The following are some tips you can use to tell if someone is real Tennessee country:

They might not be country if they have never eaten fried okra prepared in a black skillet. Everyone knows that fried okra is the official food of country and should be eaten fried with homegrown tomatoes and buttermilk cornbread.

They might not be country if they never have finished their meal off with a moon pie. They should also demand sweet tea at every restaurant that they grace with their presence.

They might not be country if they don’t see anything wrong with putting a sweater on the family dog. Sweaters on dogs are just plain embarrassing to us country types, as well as the dog.

You can question someone’s country background if they eat fried chicken with a knife and a fork. And they might not be country if they don’t have any caps in the hall closet that advertise herbicides, feed stores and farm organizations.

They must have at least one can of WD-40 somewhere around the house.

The big item that will give a non-country person away is if they do not know anyone who has two first names, like Jerry Wayne, Mary Sue, Billy Ray or Katie Ann.

They might not be country if they don’t wave when they meet a vehicle on a country road.
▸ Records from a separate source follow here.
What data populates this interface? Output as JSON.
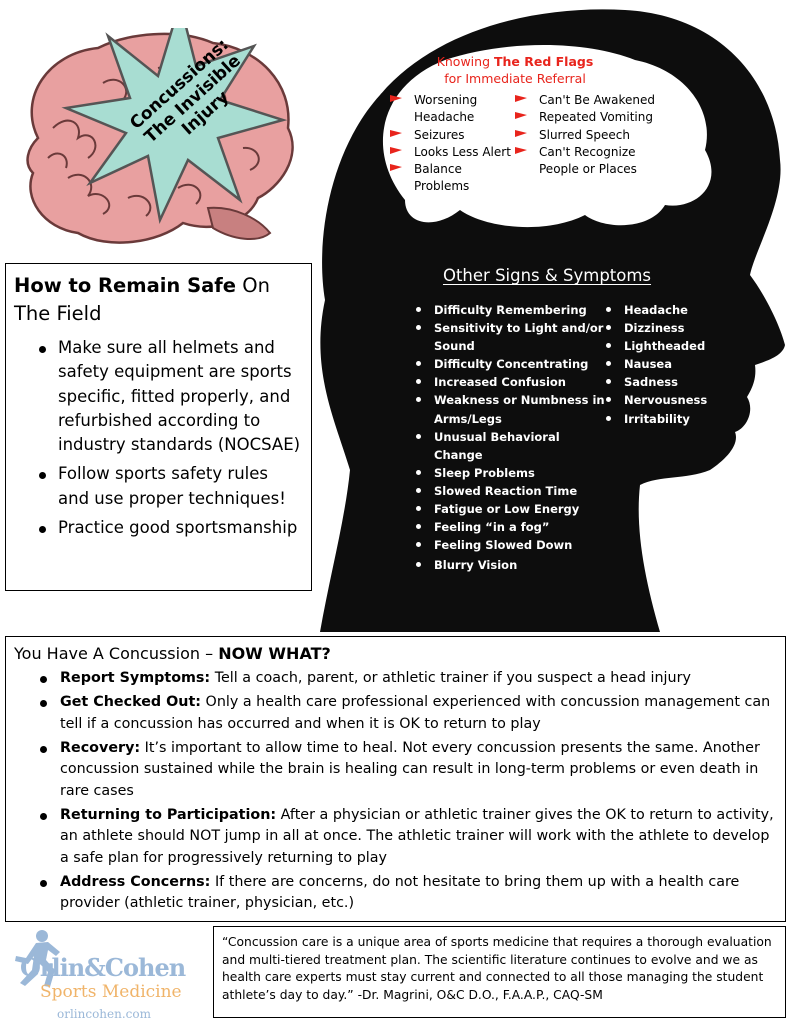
{
  "brain": {
    "star_text_line1": "Concussions:",
    "star_text_line2": "The Invisible",
    "star_text_line3": "Injury",
    "colors": {
      "brain": "#e8a0a0",
      "star": "#a8ddd2"
    }
  },
  "red_flags": {
    "title_prefix": "Knowing ",
    "title_bold": "The Red Flags",
    "title_line2": "for Immediate Referral",
    "left": [
      "Worsening",
      "Headache",
      "Seizures",
      "Looks Less Alert",
      "Balance Problems"
    ],
    "right": [
      "Can't Be Awakened",
      "Repeated Vomiting",
      "Slurred Speech",
      "Can't Recognize",
      "People or Places"
    ],
    "flag_color": "#e8241c"
  },
  "other_signs": {
    "title": "Other Signs & Symptoms",
    "left": [
      "Difficulty Remembering",
      "Sensitivity to Light and/or",
      "Sound",
      "Difficulty Concentrating",
      "Increased Confusion",
      "Weakness or Numbness in",
      "Arms/Legs",
      "Unusual Behavioral Change",
      "Sleep Problems",
      "Slowed Reaction Time",
      "Fatigue or Low Energy",
      "Feeling “in a fog”",
      "Feeling Slowed Down",
      "Blurry Vision"
    ],
    "right": [
      "Headache",
      "Dizziness",
      "Lightheaded",
      "Nausea",
      "Sadness",
      "Nervousness",
      "Irritability"
    ]
  },
  "safe": {
    "title_bold": "How to Remain Safe",
    "title_rest": " On The Field",
    "items": [
      "Make sure all helmets and safety equipment are sports specific, fitted properly, and refurbished according to industry standards (NOCSAE)",
      "Follow sports safety rules and use proper techniques!",
      "Practice good sportsmanship"
    ]
  },
  "now_what": {
    "title_prefix": "You Have A Concussion – ",
    "title_bold": "NOW WHAT?",
    "items": [
      {
        "label": "Report Symptoms:",
        "text": " Tell a coach, parent, or athletic trainer if you suspect a head injury"
      },
      {
        "label": "Get Checked Out:",
        "text": " Only a health care professional experienced with concussion management can tell if a concussion has occurred and when it is OK to return to play"
      },
      {
        "label": "Recovery:",
        "text": " It’s important to allow time to heal. Not every concussion presents the same.  Another concussion sustained while the brain is healing can result in long-term problems or even death in rare cases"
      },
      {
        "label": "Returning to Participation:",
        "text": " After a physician or athletic trainer gives the OK to return to activity, an athlete should NOT jump in all at once. The athletic trainer will work with the athlete to develop a safe plan for progressively returning to play"
      },
      {
        "label": "Address Concerns:",
        "text": " If there are concerns, do not hesitate to bring them up with a health care provider (athletic trainer, physician, etc.)"
      }
    ]
  },
  "logo": {
    "name": "Orlin&Cohen",
    "sub": "Sports Medicine",
    "url": "orlincohen.com",
    "colors": {
      "blue": "#9bb8d8",
      "orange": "#f0b46a"
    }
  },
  "quote": {
    "text": "“Concussion care is a unique area of sports medicine that requires a thorough evaluation and multi-tiered treatment plan. The scientific literature continues to evolve and we as health care experts must stay current and connected to all those managing the student athlete’s day to day.” -Dr. Magrini, O&C D.O., F.A.A.P., CAQ-SM"
  }
}
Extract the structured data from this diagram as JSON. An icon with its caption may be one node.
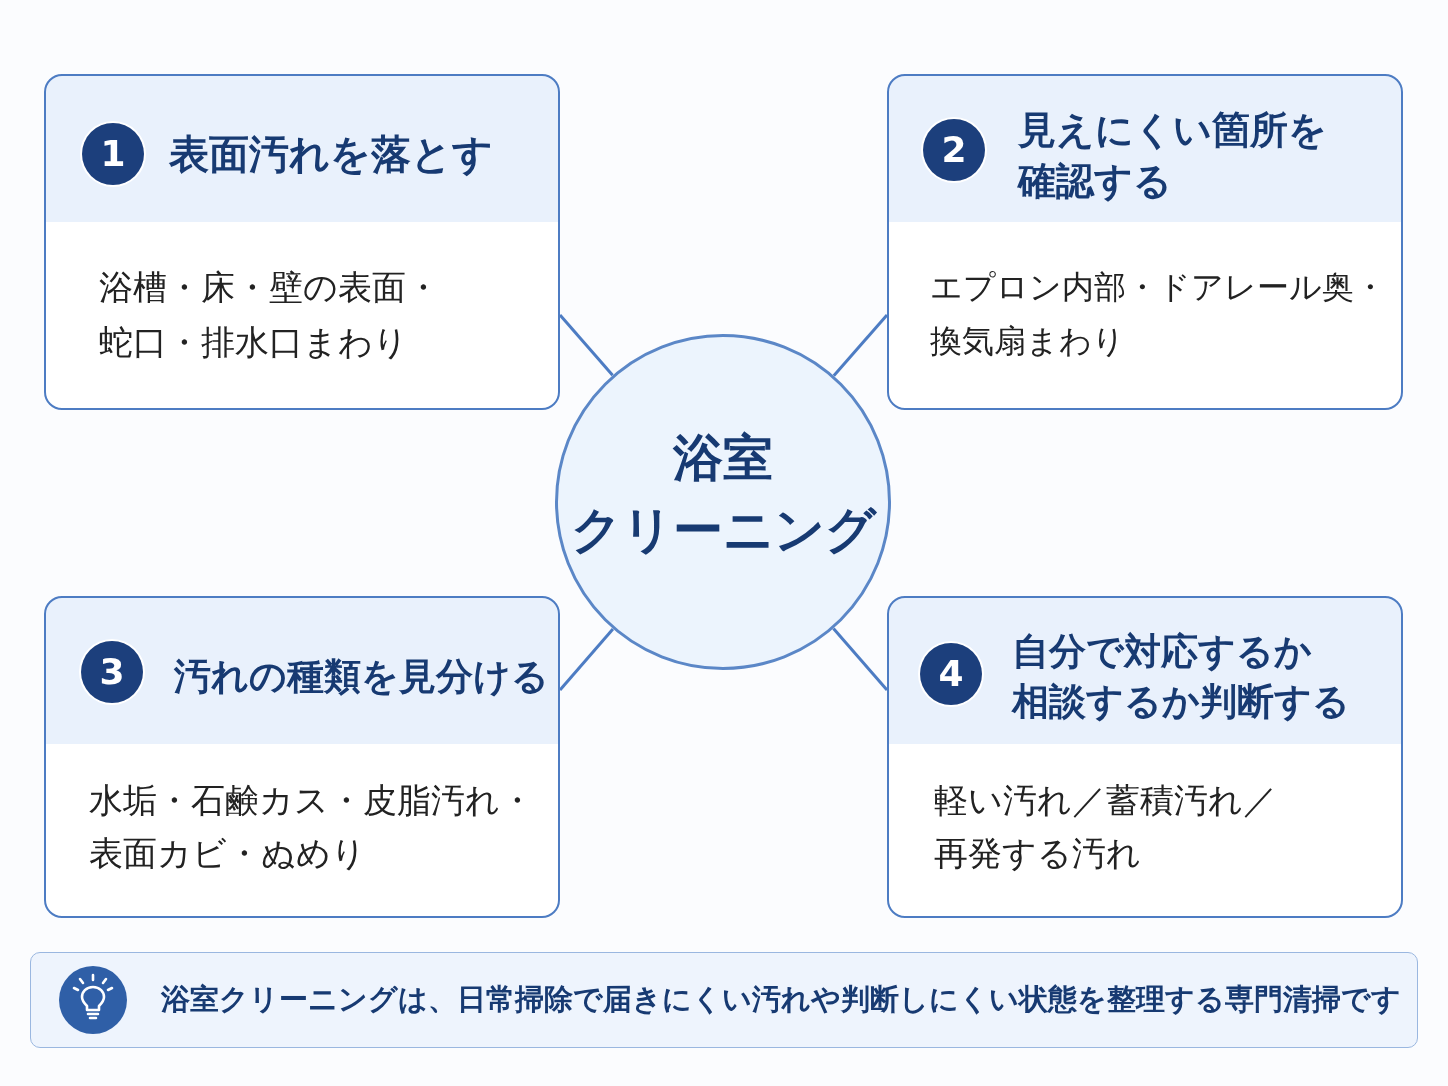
{
  "diagram": {
    "nodes": [
      {
        "text": [
          "浴室クリーニング"
        ]
      },
      {
        "text": [
          "表面汚れを落とす",
          "浴槽・床・壁の表面・蛇口・排水口まわり"
        ]
      },
      {
        "text": [
          "1"
        ],
        "in": 1
      },
      {
        "text": [
          "見えにくい箇所を確認する",
          "エプロン内部・ドアレール奥・換気扇まわり"
        ]
      },
      {
        "text": [
          "2"
        ],
        "in": 3
      },
      {
        "text": [
          "汚れの種類を見分ける",
          "水垢・石鹸カス・皮脂汚れ・表面カビ・ぬめり"
        ]
      },
      {
        "text": [
          "3"
        ],
        "in": 5
      },
      {
        "text": [
          "自分で対応するか相談するか判断する",
          "軽い汚れ／蓄積汚れ／再発する汚れ"
        ]
      },
      {
        "text": [
          "4"
        ],
        "in": 7
      },
      {
        "text": [
          "浴室クリーニングは、日常掃除で届きにくい汚れや判断しにくい状態を整理する専門清掃です"
        ]
      }
    ],
    "edges": [
      {
        "from": 0,
        "to": 1,
        "arrow": "none"
      },
      {
        "from": 0,
        "to": 3,
        "arrow": "none"
      },
      {
        "from": 0,
        "to": 5,
        "arrow": "none"
      },
      {
        "from": 0,
        "to": 7,
        "arrow": "none"
      }
    ]
  }
}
Plus, it has to be a certain kind of wave where you use all your fingers while holding the steering wheel.

They might not be country if, when entering a barn lot, they spend all of their time looking down at the ground watching where they step. Real country folks are free-spirited and know as soon as they enter a barn lot that if they spend their time watching where they step, they will miss a lot of beautiful farm scenery.

I personally am glad that country is still “in” and a lot of people who have never been country are trying to be a part of the trend.

Now, if we can just do away with the term “guys” when we refer to everyone in a group. “You-all” works for me.